Doctors can accurately diagnose 90 percent of Alzheimer's cases. Alzheimer's disease can be diagnosed with complete accuracy only after death, when microscopic examination of the brain reveals plaques and tangles.
To help distinguish Alzheimer's disease from other causes of memory loss, doctors typically rely on the following types of tests.
Blood tests may be done to help doctors rule out other potential causes of the dementia, such as thyroid disorders or vitamin deficiencies.
Sometimes doctors undertake a more extensive assessment of thinking and memory skills. This type of testing, which can take several hours to complete, is especially helpful in trying to detect Alzheimer's and other dementias at an early stage.
By looking at images of the brain, doctors may be able to pinpoint any visible abnormalities — such as clots, bleeding or tumors — that may be causing signs and symptoms. Positron emission tomography (PET) can reveal areas of the brain that may be less active and the density of amyloid plaques.
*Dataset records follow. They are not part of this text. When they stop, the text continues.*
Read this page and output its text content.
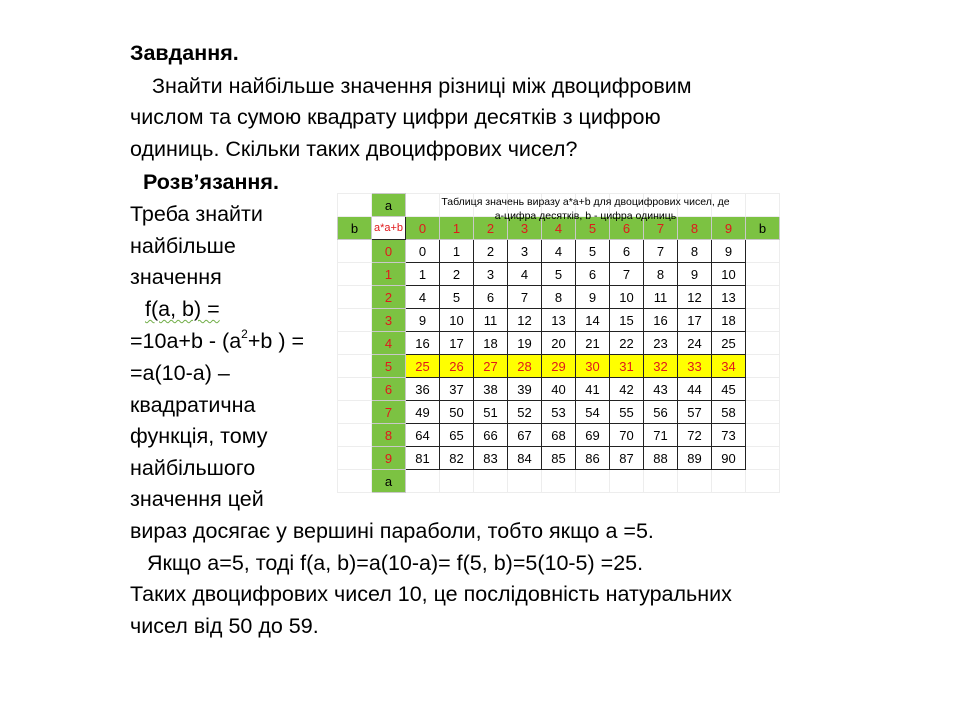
Завдання.
Знайти найбільше значення різниці між двоцифровим
числом та сумою квадрату цифри десятків з цифрою
одиниць. Скільки таких двоцифрових чисел?
Розв’язання.
Треба знайти
найбільше
значення
f(a, b) =
$=10a+b - (a^2+b$ ) =
=a(10-a) –
квадратична
функція, тому
найбільшого
значення цей
вираз досягає у вершині параболи, тобто якщо a =5.
Якщо a=5, тоді f(a, b)=a(10-a)= f(5, b)=5(10-5) =25.
Таких двоцифрових чисел 10, це послідовність натуральних
чисел від 50 до 59.
	a											
b	a*a+b	0	1	2	3	4	5	6	7	8	9	b
	0	0	1	2	3	4	5	6	7	8	9	
	1	1	2	3	4	5	6	7	8	9	10	
	2	4	5	6	7	8	9	10	11	12	13	
	3	9	10	11	12	13	14	15	16	17	18	
	4	16	17	18	19	20	21	22	23	24	25	
	5	25	26	27	28	29	30	31	32	33	34	
	6	36	37	38	39	40	41	42	43	44	45	
	7	49	50	51	52	53	54	55	56	57	58	
	8	64	65	66	67	68	69	70	71	72	73	
	9	81	82	83	84	85	86	87	88	89	90	
	a											
Таблиця значень виразу a*a+b для двоцифрових чисел, де
a-цифра десятків, b - цифра одиниць
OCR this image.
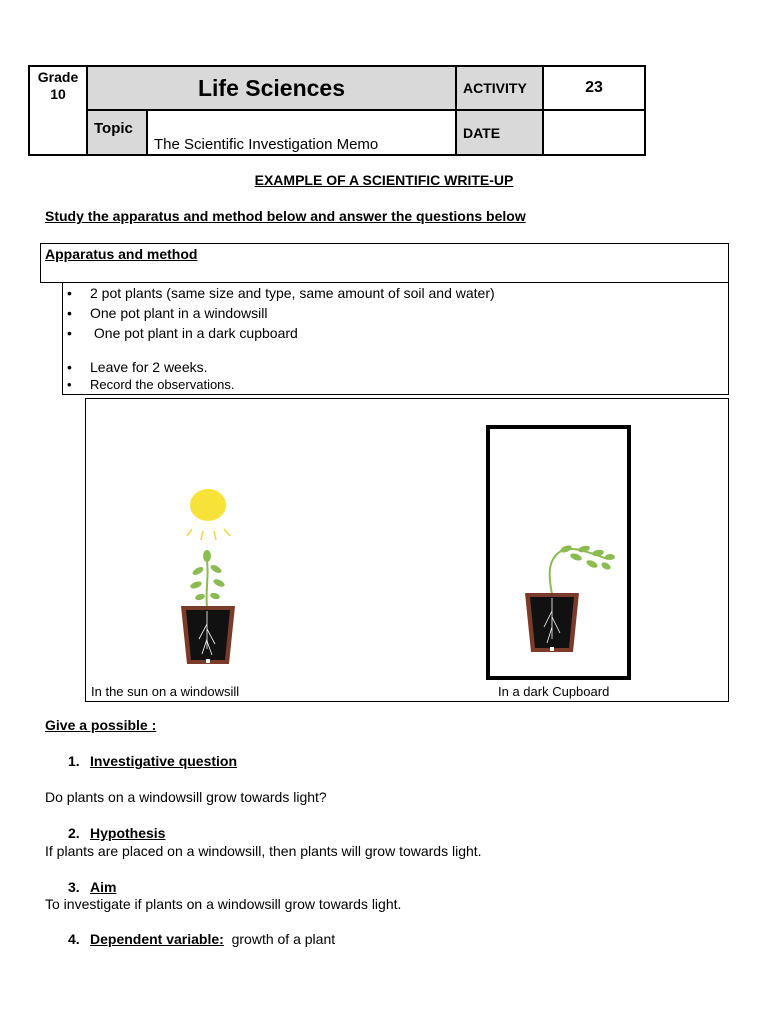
Grade
10	Life Sciences		ACTIVITY	23
	Topic	The Scientific Investigation Memo	DATE	
EXAMPLE OF A SCIENTIFIC WRITE-UP
Study the apparatus and method below and answer the questions below
Apparatus and method
• 2 pot plants (same size and type, same amount of soil and water)
• One pot plant in a windowsill
• One pot plant in a dark cupboard
• Leave for 2 weeks.
• Record the observations.
In the sun on a windowsill	In a dark Cupboard
Give a possible :
1. Investigative question
Do plants on a windowsill grow towards light?
2. Hypothesis
If plants are placed on a windowsill, then plants will grow towards light.
3. Aim
To investigate if plants on a windowsill grow towards light.
4. Dependent variable: growth of a plant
Magnetic resonance imaging (MRI).
An MRI machine uses radio waves and a strong magnetic field to produce detailed images of your brain. You lie on a narrow table that slides into the tube-shaped MRI machine, which makes loud banging noises during scans. The entire procedure can take an hour or more. MRIs are painless, but some people feel claustrophobic in the machine.
Computerized tomography (CT). For a CT scan, you lie on a narrow table that slides into a small chamber. X-rays pass through your body from various angles, and a computer uses this information to create cross-sectional images, or slices, of your brain. The test is painless and takes about 20 minutes.
Positron emission tomography (PET). During a PET scan, you'll be injected with a low-level radioactive material, which binds to chemicals that travel to the brain. You lie on a table while an overhead scanner tracks the radioactive material. This helps show which parts of your brain aren't functioning properly. The test is painless and can be particularly useful in distinguishing between different types of dementia.